La tappa più importante della 14ª edizione della The Ocean Race inizia tra pochi giorni. Il 26 febbraio inizierà la doppia sfida a punteggio nell'Oceano Meridionale tra i cinque team. Tutti i team hanno preparato le loro barche in modo intensivo. Ora sono stati definiti anche i velisti con cui gli skipper vogliono partire per la tappa dell'Oceano Meridionale più lunga della storia, con 12.750 miglia nautiche. Un cambiamento sorprendente dal punto di vista tedesco è quello del team Holcim-PRB. Contrariamente ai piani originali, la tre volte circumnavigatrice Abby Ehler tornerà nel team guidato da Kevin Escoffier.
Kevin Escoffier ne spiega le ragioni: "Sarà una tappa molto interessante. Non capita spesso di navigare in zone così remote. Sappiamo che questa non è la zona di mare più piacevole e che la regata sarà lunga. Il fattore umano a bordo sarà fondamentale. Ci sono molti punti in palio in questa tappa".
Escoffier ha riorganizzato nuovamente il suo team con l'obiettivo di difendere il primato in classifica, raggiunto dopo due vittorie di tappa: "Ho selezionato l'equipaggio più esperto possibile per le condizioni difficili che dovremo affrontare. Abbiamo la fortuna di avere velisti con un'ampia gamma di competenze, il che mi dà la possibilità, come skipper, di mettere insieme l'equipaggio più adatto al formato della tappa."

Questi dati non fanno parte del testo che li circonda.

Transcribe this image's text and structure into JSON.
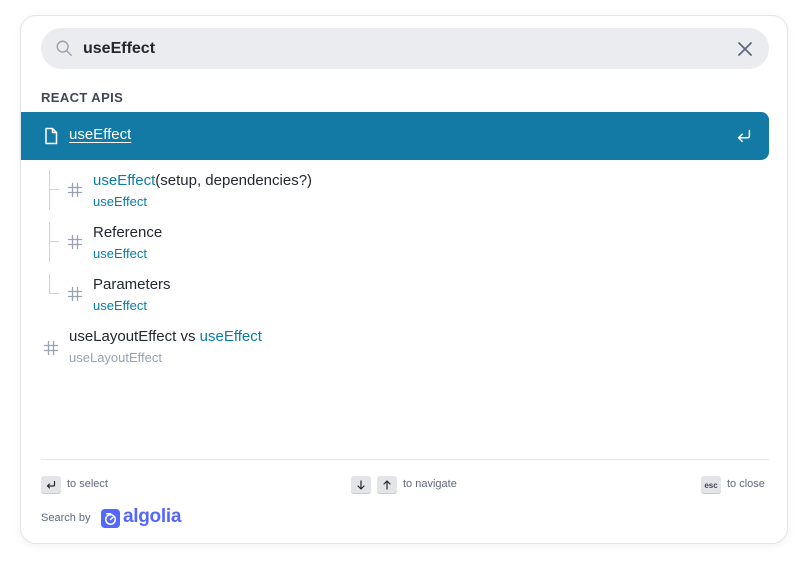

Abby Ehler aveva inizialmente dato un no a Escoffier per quella che considerava una tappa particolarmente brutale a Imocas. A quanto pare, però, il francese è riuscito a convincere la ciclista britannica a partecipare. Di conseguenza, Susann "Sanni" Beucke dovrà rinunciare. Invece di piangere per l'occasione persa nella tappa regina, Beucke ha reagito in modo professionale: "Non credo sia un peccato dal mio punto di vista, dopo tutto ho appena navigato nella seconda tappa, ho acquisito 18 giorni di esperienza a Imoca e abbiamo vinto".
Il 31enne giapponese, medaglia d'argento olimpica, ha continuato: "Sono un giocatore di squadra e Kevin è un ottimo skipper. Nessuno in questo campo ha una tale esperienza nella vela d'altura. Ho già percorso una curva di apprendimento estremamente ripida e sono grata per ogni miglio che ho potuto percorrere finora". Se e quando Susann Beucke sostituirà Abby Ehler nel prosieguo della regata rimane per il momento aperto. Sanni Beucke ha dichiarato: "Kevin dovrà valutare in quale delle cinque tappe rimanenti potrò contribuire al meglio. Farò quello che la squadra vuole che faccia".
Susann Beucke, che un anno fa è passata dalla vela olimpica alla vela d'altura e punta a una partecipazione alla Vendée Globe a lungo termine, continuerà nel frattempo la sua carriera in solitario nella Figaro League, che ha preso il via a Lorient all'inizio del 2022. Ha dichiarato: "Tornerò in Francia e userò le mie nuove esperienze per portare avanti la mia campagna".
Poiché Phillip Kasüske di Berlino si prenderà una pausa programmata da Guyot Environnement - Team Europe per la prossima tappa, parteciperanno solo due velisti tedeschi: Boris Herrmann guiderà il Team Malizia nel lungo tratto non-stop lungo i tre promontori. Il 41enne di Amburgo affronterà la sfida con il suo equipaggio abituale: Will Harris, il navigatore Nico Lunven e Rosalin Kuiper non vedono l'ora di affrontare la prova di forza in condizioni di ghiaccio. Robert Stanjek di Berlino batte bandiera tedesca come co-skipper del Team Guyot. Come previsto, parteciperà alla "tappa mostro" con lo skipper Ben Dutreux, il navigatore Seb Simon e l'esperta velista britannica Annie Lush, due volte vincitrice del giro del mondo.
Anche gli altri due team - 11th Hour Racing e Biotherm - avevano già fatto da tempo le loro scelte di equipaggio, tra cui le migliori veliste per la tappa lungo i tre promontori, e le stanno portando avanti: l'asso della Route du Rhum, la svizzera Justine Mettraux, si unisce al team statunitense 11th Hour Racing. L'icona del Vendée Globe Sam Davies sta mettendo a frutto la sua esperienza nel team francese Biotherm, dove sostituisce Amélie Grassi, di cui ha grande stima.